Andy stopped by sunny California for a couple days this weekend, and as usual, it was a lot of fun. One of the unholier byproducts of our reunion was this little ditty (3:14, 2657Kb), providing further evidence of our quirky yet lovable obsession with farms with dinosaurs. The single-take, off-the-tops-of-our-heads approach to musical composition never goes out of style.

My website now has an update log. I'm not sure why I didn't do it sooner, since I've long been aware that nobody wants to trudge through blawg to find out about site updates. So now, blawg can focus exclusively on the sort of whining self-deprecation that makes my personality so charming, with a separate room for exhibiting the additions and changes to the website content.

Deletions, on the other hand, will most likely go unlogged. I sometimes think of my site as the web equivalent of "newspeak", to use an Orwellian metaphor. Most websites accumulate content over time, or at least stagnate with a constant amount. My content is actually decreasing. Every time I take the tour, I find more and more bits that I'm embarrassed about or are no longer appropriate, and remove them from the site.

The act of deletion is itself a bit strange, because I have somehow adopted this mentality that once something is removed from the site, it immediately ceases to ever have existed, and is automatically erased from the memories of all who have seen it. That is, once I take down something embarrassing, I need no longer be embarrassed by it because no one will ever know about it. Not even those who already know about it.

I think that this delusion is somewhat a consequence of the internet's instant-virtual-publication paradigm. Back in the day, once you published something, it was published for good. You handed your draft to the press, it wound through the bindery, warehouse, bookstore, and eventually ended up sitting on bookshelves scattered throughout the world. And if you later noticed a particular sentence or chapter that could use some reworking, well, there wasn't a thing you could do about it. Nowadays, you simply save a file to some server's hard drive and, wham, it's published! If you don't like something about it, you pull it into emacs, fiddle with it, save it again, and wham, it's revised! And not only that, the original version no longer even exists. A single keystroke instantly propagates to every virtual bookshelf in the world. History is malleable!

The point is, sometimes I get so caught up in this way of thinking that I forget that original does indeed still exist -- in people's memories. The world is not completely Orwellian, after all. The impressions that people have of me will remain, even after their stimuli have been deleted.

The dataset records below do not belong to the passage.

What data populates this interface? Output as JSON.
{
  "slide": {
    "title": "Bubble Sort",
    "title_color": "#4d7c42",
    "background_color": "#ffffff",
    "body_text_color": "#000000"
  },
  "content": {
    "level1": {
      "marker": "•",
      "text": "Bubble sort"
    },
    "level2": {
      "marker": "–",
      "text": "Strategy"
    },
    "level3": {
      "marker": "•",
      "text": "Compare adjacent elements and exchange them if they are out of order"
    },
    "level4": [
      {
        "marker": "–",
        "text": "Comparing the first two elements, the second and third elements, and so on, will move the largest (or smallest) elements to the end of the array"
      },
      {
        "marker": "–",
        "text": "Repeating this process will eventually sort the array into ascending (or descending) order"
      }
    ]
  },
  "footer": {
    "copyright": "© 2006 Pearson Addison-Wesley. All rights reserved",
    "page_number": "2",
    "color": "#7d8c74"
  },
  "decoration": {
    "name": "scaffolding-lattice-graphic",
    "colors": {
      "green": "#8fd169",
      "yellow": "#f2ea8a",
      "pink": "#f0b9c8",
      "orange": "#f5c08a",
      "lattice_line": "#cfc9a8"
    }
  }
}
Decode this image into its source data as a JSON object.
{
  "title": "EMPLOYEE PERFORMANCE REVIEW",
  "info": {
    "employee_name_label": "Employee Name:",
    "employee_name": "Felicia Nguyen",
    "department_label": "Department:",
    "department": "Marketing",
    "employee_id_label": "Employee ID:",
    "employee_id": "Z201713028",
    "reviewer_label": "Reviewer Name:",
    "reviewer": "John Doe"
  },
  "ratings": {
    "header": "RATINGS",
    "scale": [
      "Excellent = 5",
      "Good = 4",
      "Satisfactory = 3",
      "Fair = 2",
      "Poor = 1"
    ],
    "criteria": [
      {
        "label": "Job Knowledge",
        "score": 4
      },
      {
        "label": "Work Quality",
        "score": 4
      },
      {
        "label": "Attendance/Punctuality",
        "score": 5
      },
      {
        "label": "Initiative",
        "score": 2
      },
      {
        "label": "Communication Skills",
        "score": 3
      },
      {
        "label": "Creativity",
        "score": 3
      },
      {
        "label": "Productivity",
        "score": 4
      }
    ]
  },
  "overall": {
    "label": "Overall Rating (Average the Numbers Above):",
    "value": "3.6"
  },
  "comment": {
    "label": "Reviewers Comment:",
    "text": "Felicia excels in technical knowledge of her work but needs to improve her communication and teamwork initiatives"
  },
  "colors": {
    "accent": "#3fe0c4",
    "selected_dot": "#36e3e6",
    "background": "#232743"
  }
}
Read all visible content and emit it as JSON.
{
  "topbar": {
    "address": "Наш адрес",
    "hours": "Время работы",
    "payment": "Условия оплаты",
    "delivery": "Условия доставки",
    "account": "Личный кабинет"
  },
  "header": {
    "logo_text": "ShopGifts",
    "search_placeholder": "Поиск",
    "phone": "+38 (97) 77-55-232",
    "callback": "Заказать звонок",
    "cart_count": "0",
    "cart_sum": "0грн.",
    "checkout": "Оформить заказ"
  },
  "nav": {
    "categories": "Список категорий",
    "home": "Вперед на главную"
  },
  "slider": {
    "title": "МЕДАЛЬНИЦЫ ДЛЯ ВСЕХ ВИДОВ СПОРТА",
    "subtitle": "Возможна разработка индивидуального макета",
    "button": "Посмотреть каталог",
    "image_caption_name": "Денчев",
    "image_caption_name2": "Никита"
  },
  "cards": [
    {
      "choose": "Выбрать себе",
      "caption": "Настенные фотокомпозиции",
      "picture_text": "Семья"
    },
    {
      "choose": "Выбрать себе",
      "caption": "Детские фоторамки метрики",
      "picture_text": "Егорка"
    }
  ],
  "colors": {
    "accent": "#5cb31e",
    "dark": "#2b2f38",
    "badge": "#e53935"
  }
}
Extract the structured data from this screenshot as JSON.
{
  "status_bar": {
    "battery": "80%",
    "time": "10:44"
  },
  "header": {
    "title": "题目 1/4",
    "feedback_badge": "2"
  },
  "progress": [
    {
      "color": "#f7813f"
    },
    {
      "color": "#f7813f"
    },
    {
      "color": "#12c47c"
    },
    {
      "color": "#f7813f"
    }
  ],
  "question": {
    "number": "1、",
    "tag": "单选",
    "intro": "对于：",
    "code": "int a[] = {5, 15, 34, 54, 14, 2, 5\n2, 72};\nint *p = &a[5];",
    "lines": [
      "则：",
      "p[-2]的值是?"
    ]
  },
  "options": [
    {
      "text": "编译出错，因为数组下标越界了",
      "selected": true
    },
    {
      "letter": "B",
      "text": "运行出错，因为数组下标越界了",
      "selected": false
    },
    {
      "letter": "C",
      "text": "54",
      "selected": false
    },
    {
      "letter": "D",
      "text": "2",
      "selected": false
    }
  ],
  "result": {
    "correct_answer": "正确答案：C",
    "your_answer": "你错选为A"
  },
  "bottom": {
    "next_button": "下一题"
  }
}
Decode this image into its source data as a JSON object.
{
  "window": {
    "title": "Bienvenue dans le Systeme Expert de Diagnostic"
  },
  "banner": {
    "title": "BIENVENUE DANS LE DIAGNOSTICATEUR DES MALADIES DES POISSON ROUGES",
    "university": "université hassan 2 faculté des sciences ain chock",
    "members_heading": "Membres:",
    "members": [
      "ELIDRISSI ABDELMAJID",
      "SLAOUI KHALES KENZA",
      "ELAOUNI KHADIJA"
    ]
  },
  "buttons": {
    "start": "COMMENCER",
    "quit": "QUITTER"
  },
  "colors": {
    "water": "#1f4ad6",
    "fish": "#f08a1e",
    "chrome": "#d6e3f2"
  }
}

This comes into play whenever I am seized by the overwhelming desire to tear down this entire site, which is fairly often. It will occur to me that my egotistical, pretentious monument to some hacked circuitry and hack writing doesn't really represent who I am at all, and a simple "rm -rf www/data" would save myself from all sorts of embarrassment, or at least misrepresentation. But I don't do this, because... what effect would it have? I can't change the impressions of those who have already seen all this. The original still exists in memory. And as for the visitors to come... well, it's better than being nothing. In this way, I come to my senses, and the website lives on.

Anyway, despite all of these deep internal struggles, I imagine it's more of a "tree falling in a forest" kind of situation than anything else. I am occasionally reminded otherwise (and this never fails to surprise and delight me), but I usually operate under the assumption that this website is evaluated in a void context, as a Perl programmer might say. Which is unfortunate, since this site really is nothing more than a desperate cry for attention. I guess I'm just not crying loud enough. Perhaps I would get all the traffic I crave if I provided some sort of useful service. I dunno.

Sometimes it feels like my entire life is being evaluated in void context. Heh.

Okay, that's enough. Go creep or something. There are other people around here who want attention, too.